Logements à louer, Arabes et Africains s'abstenir
Une agence immobilière «sélectionnait» les candidats. Procès à Toulouse.

Par Gilbert LAVAL
lundi 04 juillet 2005

Toulouse de notre correspondant

C'était «pour leur rendre service» que la directrice de Sud Location n'envoyait pas ses clients arabes ou africains visiter certains appartements. «Pour leur éviter de perdre un après-midi à aller voir un propriétaire qui nous avait précisé ne pas vouloir d'eux», nous indique-t-elle. Réjane Massarès avait mis au point un petit truc pour ne pas s'y perdre. La mention «PE», comme «Pas d'Etrangers», était portée sur 250 de ces offres restreintes de location. «Une méthode de discrimination conçue comme un système d'entreprise, informatisé, planifié à grande échelle», attaque le vice-président de SOS Racisme, Samuel Thomas, à l'origine du procès pour discrimination qui se tient aujourd'hui devant le tribunal de grande instance de Toulouse. Sur sa plainte, le procureur de la République a retenu le refus de «fourniture d'un bien ou d'un service [...] à raison de l'origine ou de l'appartenance vraie ou supposée à une ethnie, une race ou une nationalité», contre Réjane Massarès.

La quadragénaire directrice de l'agence Sud Location veut bien tout avouer. «Mais je n'ai jamais fait que suivre les indications des propriétaires, se défend-elle. Ce que je faisais est interdit, je me rendais complice du délit de discrimination, mais je ne le savais pas.

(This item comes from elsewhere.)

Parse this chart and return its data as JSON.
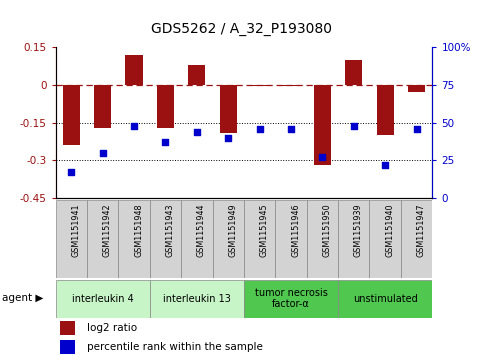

Maintenant, je ne le fais plus.» Pour SOS Racisme, les 250 propriétaires devraient être eux aussi poursuivis. Mais ils ne le sont pas. Le 18 janvier 2005, le procureur de la République a bien demandé à la police judiciaire d'entendre chacun de ces propriétaires. Mais le directeur adjoint de la sécurité lui a retourné douze jours plus tard un avis de «non-exécution». Motif ? La «grande difficulté et la lourdeur» d'une telle enquête. Le parquet n'a pas insisté. Seule la directrice de l'agence est aujourd'hui poursuivie. «Sud Location a pourtant fourni les noms, adresses et numéros de téléphone des intéressés, proteste Samuel Thomas. En général, on nous dit que nos méthodes telles que le testing ne constituent pas vraiment des preuves, et quand nous amenons des preuves, on nous dit qu'on n'a pas le temps de vérifier...» Le divisionnaire de la PJ a ajouté une note à l'attention du procureur : «La responsable de l'agence dénommée reconnaît les faits qui lui sont reprochés, mais fournit également une liste de fiches de locataires étrangers, ce qui tend à dire que la pratique des "PE" n'était pas systématique.»

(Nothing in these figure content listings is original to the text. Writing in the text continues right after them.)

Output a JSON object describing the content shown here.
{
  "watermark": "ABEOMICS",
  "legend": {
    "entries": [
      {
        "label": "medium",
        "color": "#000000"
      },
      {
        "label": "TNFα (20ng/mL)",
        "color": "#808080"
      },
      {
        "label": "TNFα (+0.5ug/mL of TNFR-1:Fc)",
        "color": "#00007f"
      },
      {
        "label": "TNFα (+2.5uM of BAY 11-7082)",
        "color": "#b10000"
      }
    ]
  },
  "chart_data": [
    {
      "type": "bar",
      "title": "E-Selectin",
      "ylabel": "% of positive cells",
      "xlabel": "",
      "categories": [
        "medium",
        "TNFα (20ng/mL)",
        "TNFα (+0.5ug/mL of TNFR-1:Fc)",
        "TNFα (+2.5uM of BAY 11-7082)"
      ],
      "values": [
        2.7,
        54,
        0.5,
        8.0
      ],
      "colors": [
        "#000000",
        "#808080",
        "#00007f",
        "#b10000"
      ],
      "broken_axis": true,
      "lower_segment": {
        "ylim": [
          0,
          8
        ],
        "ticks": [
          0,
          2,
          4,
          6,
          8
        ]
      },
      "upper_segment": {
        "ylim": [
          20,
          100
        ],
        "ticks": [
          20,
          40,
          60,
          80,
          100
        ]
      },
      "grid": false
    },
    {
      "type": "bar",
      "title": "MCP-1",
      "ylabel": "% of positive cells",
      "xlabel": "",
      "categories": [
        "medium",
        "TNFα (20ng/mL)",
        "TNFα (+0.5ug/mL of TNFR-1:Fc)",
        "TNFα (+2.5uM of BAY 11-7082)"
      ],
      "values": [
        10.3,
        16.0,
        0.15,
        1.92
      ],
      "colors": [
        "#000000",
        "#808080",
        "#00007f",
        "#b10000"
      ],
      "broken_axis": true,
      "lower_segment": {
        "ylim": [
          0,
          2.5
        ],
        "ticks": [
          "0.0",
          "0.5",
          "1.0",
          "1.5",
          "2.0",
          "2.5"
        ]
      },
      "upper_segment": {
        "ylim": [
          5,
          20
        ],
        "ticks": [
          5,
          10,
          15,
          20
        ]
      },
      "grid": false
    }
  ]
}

Que Réjane Massarès présente pour sa défense des témoignages en sa faveur de quelques-uns de ses locataires «étrangers» parmi la trentaine qu'elle loge actuellement ne froisse pas Samuel Thomas. Mais que la police judiciaire y trouve une circonstance atténuante le fait en revanche rugir. «Dans toute cette affaire-là, conclut-il, c'est la police et la justice qui paraissent accepter le principe de la discrimination. Ce commissaire manque de moyens mais il montre surtout le peu de cas qu'il fait des centaines de victimes. Et la justice renonçant à poursuivre les propriétaires discrédite son action.» C'est, en tout cas, la troisième affaire de discrimination au logement que SOS Racisme porte devant le tribunal de Toulouse.

Une ancienne salariée de l'agence avait dénoncé cette pratique à SOS Racisme dans un courrier du 18 décembre 2001. Aujourd'hui ? Par note de service, Réjane Massarès précise très clairement à ses employés qu'«en l'état des dispositions légales en vigueur», ils ne devront plus «causer de discrimination à l'égard de quiconque, que ce soit un propriétaire ou un futur locataire».